In the late 1990s, Joseph Cappella and Kathleen Hall Jamieson identified another way that media framing undercuts support for active government. Increasingly, they wrote, the dominant way to cover politics was to treat all political actions as maneuvers in an ongoing game and to expose the self-interested motives behind them. This kind of coverage, they suggested, teaches news consumers to be cynical about politics. And that cynicism, Cappella and Jamieson argued, may in turn make voters more hostile to new policy initiatives, no matter their views.
These studies do more than show that news reports can make people more skeptical about government. They undermine the media’s claim to deliver “accountability journalism.” Perpetuating the idea that the government can’t meet important challenges, after all, is but a half-step away from excusing the government when it doesn’t meet those challenges.
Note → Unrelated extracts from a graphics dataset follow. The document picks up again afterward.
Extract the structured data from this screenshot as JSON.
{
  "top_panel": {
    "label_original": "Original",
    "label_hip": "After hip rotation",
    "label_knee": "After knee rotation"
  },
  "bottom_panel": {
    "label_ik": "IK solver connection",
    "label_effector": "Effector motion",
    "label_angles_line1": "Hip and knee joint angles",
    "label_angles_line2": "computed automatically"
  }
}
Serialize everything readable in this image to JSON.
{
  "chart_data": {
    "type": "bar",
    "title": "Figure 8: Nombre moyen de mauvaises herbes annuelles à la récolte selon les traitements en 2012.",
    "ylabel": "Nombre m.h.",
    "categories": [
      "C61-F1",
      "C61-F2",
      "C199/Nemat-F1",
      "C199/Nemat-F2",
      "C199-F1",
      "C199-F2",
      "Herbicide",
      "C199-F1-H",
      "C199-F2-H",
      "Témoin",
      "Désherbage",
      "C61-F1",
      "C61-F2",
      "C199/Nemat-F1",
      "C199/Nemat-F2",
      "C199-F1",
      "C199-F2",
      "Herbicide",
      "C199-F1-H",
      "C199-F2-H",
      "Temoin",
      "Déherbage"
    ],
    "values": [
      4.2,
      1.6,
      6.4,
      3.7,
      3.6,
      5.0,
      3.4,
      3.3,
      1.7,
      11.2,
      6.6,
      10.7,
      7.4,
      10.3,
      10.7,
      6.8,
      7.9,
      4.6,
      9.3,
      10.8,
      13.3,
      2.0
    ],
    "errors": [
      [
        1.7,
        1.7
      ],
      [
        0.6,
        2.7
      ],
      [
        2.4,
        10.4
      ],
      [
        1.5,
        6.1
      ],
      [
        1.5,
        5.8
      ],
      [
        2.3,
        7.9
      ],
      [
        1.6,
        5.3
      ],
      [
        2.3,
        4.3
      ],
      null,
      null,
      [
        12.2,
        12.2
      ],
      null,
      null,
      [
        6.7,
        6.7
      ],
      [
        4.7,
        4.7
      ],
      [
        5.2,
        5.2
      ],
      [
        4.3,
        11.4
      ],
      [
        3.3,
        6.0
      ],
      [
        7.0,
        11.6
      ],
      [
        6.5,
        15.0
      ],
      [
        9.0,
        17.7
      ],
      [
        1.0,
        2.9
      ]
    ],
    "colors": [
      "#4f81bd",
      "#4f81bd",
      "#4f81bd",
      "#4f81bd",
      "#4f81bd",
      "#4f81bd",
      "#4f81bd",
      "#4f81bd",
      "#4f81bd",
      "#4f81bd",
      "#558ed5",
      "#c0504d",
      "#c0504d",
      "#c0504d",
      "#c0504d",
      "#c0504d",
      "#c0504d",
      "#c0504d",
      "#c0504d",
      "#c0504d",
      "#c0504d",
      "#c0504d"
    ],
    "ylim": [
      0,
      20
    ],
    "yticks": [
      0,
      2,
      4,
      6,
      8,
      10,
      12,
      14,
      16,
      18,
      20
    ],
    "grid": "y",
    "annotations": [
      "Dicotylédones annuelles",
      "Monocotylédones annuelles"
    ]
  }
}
Coverage of the Federal Reserve’s response to the unemployment crisis provides a useful case study. For much of the past quarter-century, the Fed enjoyed an exalted status in the mainstream business and political press. Former chair Alan Greenspan was the “Maestro,” and even amid the wreckage of the financial crisis, his successor, Ben Bernanke, was Time’s 2009 Person of the Year. But in late summer of 2010 the recovery was sluggish; unemployment had barely declined; inflation was low and falling. The Fed’s traditional tool to boost the economy, lowering short-term interest rates, had had a limited effect. Voices in the economics blogosphere—first conservatives, then liberals—argued there were unconventional steps the central bank should take that would provide monetary stimulus. Bernanke had made many of the same arguments when Japan was in a similar plight a decade earlier, even calling for “Rooseveltian resolve” on the part of policy-makers.